D. Tujuan Penelitian
1. Untuk
menganalisis kondisi Indonesia pada masa Orde Lama
2. Untuk
menganalisis peranan CIA dalam dunia internasional
3. Untuk
menganalisis peranan Amerika Serikat dalam menggulingkan Soekarno.
E. Metode Penelitian
Metode
penelitian merupakan urutan langkah-langkah untuk melaksanakan penelitian
berikut penjelasan tentang alat-alat yang digunakan dalam melaksanakan
langkah-langkah tersebut.
Dalam
penelitian ini digunakan beberapa metode dan teknik penulisannya tidak terlepas
dari cara-cara menghimpun dan mengolah sumber-sumber atau bahan-bahan yang
menjadi materi penulisan. Adapun metode yang digunakan dalam penelitian ini
adalah sebagai berikut :
1. Heuristik
Yaitu kegiatan menghimpun sumber-sumber sejarah yang
berupa dokumen/ arsip , buku , majalah, surat kabar dan sebagainya. Dalam tahap
ini mendapatkan sumber sejarah berupa buku-buku sejarah. Disamping itu penulis
mencari informasi yang memiliki korelasi dengan topik penelitian yang diakses
dari internet.
2. Verifikasi
Yaitu tahapan metode yang dilakukan melalui
penilaian terhadap sumber-sumber. Penelitian ini meliputi 2 aspek yaitu aspek ekstern
dan intern.
a. Ekstern
yaitu mempersoalkan apakah sumber itu merupakan sumber sejati yang diperlukan.
b. Intern
yaitu mempersoalkan apakah sumber itu dapat memberikan informasi yang diperlukan.
Dari
sumber yang ada dapat diperoleh sumber data primer atau sumber data utama
berupa lima buah buku dan sepuluh buku penunjang.
3. Interpretasi
Merupakan tahap penafsiran tehadap sumber-sumber
yang telah dikritik, sehingga menjadi data-data yang di analisis dan akhirnya
menghasilkan sintesis berupa fakta baru untuk selanjutnya akan dipaparkan pada
fase berikutnya.
Dalam melakukan interpretasi ini, penulis
memanfaatkan alat bantu berupa “Eksplorasi” dan “Hermeneutica” yaitu menelusuri
sebab-sebab terjadinya peristiwa dan mencoba memahami suasana zaman ketika
peristiwa itu terjadi.
4. Historiografi
Face ini sangat penting dan sangat tepat digunakan
dalam penelitian yang mencoba merekonstruksikan masa lampau secara sistematis
dan obyektif dengan berpihak kepada bukti-bukti sejarah yang telah ditemukan,
selanjutnya dipaparkan dalam bentuk hasil penelitian.
F.
Teknik
Penelitian Data
Berkenaan
dengan upaya pengumpulan data untuk memberi jaminan obyektivitas hasil
penelitian, maka digunakan teknik dan alat pengumpulan data, dengan
memperhatikan pendapatnya, Hara Nawawi (1998:94)”… Teknik dan alat pengumpulan
data yang tepat dalam suatu penelitian akan memungkinkan dicapainya pemecahan
masalah secara valid dan realibel, yang ada gilirannya akan memungkinkan
dirumuskannya generalisasi yang obyektif.
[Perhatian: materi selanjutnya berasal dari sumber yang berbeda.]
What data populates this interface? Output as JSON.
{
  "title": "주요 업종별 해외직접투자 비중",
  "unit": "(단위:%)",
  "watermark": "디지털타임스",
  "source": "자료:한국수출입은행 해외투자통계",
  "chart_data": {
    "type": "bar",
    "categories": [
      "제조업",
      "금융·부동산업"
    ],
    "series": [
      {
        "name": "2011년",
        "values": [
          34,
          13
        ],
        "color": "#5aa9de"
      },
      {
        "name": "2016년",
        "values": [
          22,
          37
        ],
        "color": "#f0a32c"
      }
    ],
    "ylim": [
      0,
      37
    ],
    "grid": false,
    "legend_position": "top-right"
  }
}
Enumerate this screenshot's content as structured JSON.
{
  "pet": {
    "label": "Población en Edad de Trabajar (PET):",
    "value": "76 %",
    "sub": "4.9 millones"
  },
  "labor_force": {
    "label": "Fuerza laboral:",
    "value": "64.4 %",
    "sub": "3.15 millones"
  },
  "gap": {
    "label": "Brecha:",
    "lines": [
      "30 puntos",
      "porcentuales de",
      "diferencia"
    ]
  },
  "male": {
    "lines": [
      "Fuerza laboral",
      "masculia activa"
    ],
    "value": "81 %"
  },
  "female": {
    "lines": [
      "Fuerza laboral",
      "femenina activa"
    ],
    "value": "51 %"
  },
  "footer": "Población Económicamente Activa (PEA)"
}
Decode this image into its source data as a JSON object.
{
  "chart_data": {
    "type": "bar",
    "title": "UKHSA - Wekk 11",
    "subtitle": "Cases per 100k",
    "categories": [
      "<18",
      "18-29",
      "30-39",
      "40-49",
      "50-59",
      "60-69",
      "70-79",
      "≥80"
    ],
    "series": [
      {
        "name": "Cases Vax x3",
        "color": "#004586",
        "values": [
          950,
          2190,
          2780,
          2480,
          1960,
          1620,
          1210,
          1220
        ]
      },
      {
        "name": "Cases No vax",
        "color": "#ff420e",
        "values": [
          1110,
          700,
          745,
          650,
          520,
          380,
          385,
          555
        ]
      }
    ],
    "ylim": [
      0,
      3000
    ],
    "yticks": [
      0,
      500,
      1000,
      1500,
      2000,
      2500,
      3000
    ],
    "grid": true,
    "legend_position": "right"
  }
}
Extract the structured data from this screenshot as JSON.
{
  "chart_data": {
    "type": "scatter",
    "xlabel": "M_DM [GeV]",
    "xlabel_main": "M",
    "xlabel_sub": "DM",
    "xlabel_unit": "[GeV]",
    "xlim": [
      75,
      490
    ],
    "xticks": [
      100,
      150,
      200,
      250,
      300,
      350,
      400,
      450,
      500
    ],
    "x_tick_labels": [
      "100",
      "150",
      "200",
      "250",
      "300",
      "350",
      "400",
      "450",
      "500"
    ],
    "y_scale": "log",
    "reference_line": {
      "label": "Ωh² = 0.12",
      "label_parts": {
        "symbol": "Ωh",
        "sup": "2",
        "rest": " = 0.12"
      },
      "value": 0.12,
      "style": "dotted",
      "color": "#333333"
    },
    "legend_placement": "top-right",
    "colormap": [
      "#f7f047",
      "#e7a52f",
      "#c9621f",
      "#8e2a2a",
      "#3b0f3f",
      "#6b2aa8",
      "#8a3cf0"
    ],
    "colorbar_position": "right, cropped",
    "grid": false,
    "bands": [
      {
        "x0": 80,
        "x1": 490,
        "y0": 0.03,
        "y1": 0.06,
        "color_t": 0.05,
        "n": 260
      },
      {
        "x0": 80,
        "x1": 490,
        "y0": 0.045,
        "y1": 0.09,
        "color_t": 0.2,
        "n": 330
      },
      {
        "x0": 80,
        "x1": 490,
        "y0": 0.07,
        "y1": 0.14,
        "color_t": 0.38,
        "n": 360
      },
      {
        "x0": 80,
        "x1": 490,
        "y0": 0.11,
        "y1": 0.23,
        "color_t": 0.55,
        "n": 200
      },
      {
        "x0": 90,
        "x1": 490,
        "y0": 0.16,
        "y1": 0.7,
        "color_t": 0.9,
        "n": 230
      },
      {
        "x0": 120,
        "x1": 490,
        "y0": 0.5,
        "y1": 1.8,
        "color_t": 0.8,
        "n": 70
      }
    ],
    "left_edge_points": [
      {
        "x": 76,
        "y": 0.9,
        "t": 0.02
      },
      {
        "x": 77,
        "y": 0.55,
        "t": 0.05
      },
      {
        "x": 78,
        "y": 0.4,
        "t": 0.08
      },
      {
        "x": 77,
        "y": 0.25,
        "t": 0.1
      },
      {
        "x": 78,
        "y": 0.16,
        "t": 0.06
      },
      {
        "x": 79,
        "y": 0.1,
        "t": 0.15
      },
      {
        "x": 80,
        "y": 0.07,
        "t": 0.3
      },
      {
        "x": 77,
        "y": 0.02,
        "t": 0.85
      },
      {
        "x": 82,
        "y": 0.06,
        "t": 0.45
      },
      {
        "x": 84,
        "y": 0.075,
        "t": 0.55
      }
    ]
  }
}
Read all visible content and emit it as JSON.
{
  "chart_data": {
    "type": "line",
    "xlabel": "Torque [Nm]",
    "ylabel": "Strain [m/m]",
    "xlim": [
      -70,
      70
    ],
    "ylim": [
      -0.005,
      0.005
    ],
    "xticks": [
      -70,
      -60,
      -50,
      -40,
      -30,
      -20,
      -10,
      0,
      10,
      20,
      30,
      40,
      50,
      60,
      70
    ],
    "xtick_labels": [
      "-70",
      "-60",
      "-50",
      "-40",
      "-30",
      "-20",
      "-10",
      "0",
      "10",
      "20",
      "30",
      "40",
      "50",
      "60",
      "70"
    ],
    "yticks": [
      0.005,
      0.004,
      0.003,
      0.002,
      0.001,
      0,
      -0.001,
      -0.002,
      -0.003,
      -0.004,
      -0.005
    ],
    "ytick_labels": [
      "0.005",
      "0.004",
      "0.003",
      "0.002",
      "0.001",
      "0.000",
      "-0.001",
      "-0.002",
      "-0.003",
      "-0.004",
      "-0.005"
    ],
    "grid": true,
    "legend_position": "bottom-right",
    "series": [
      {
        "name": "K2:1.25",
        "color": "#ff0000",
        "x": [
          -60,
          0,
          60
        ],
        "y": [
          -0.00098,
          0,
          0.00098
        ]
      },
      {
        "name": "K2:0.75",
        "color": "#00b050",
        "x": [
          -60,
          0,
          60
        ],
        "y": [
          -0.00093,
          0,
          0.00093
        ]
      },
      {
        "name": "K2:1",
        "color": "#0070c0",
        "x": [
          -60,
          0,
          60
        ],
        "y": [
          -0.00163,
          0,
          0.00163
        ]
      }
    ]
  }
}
Pada penelitian ini teknik penelitian
berdasarkan kepada studi kepustakaan.
Studi
kepustakaan, yaitu teknik pengumpulan data dengan cara mempelajari sejumlah
referansi kepustakaan sampai tahap menganalisis materi bacaan dalam kategori ilmu-ilmu
sejarah dan ilmu-ilmu pendukung lainnya sesuai dengan bahasan pada materi
penelitian.
G. Teknik Pencatatan Data
teknik
pencatatan data yang dilakukan adalah :
1. Membuat
“catatan-catatan pinggir” (edge notes) bik yang bersifat komentar, pertanyaan,
analisis, interprestasi, untuk mengidentifekasi masalah.
2. Membuat
ringkasan dan mengelompokan studi pustaka, agar diperoleh gambaran dan fokus
kajian.
3.
Penyusun ringkasan dan
pengelompokan di rancang untuk melakukan pengkajian.
H. Teknik Analisis Data
Penelitian
ini menggunakan dua jenis teknik analisis data, yaitu deskripsi eksploratif dan
deskripsi analisis. Deskripsi eksploratif digunakan dalam tahap pembacaan buku
sejarah intensif untuk menjaring data yang dibutuhkan. Deskripsi analisis
diterapkan guna mengkaji, mengekslisitkan , dan mensistematikan data yang telah
dijaring.
BAB II
HASIL PENELITIAN
A. Deskripsi Informasi Penelitian
1.
Keadaan
Indonesia pada masa Orde Lama (Demokrasi
Terpimpin) 1959-1965
Tanggal 21 Februari 1957 di Istana
negara, Bung Karni menguraikan apa yang dimaksud dengan “Konsepsi Presiden”,
Beliau mengatakan, “untuk mengatasi kesukaran-kesukaran yang kita hadapi sampai
pada waktu ini, perlu sekali sistem pemerintahan yang berlaku sekarang dihapuskan dan diganti
dengan suatu sistem yang sesuai dengan kepribadian bangsa Indonesia. Sebab
demokrasi yang sampai kini kita anut, adalah demokrasi impor dari Barat, yang
tidak cocok dengan jiwa bangsa kita.
Terutama tidak sesuai dengan
kondisi sosial masyarakat kita, yang sifatnya masing majemuk. Tradisional,
setengah feudal dan sebagian besar berpendidikan rendah, bahkan masih besar
jumlah yang buta huruf. Oleh karena itu kita harus kembali kepada demokrasi
Indonesia, yang berdasarkan azas gotong royong.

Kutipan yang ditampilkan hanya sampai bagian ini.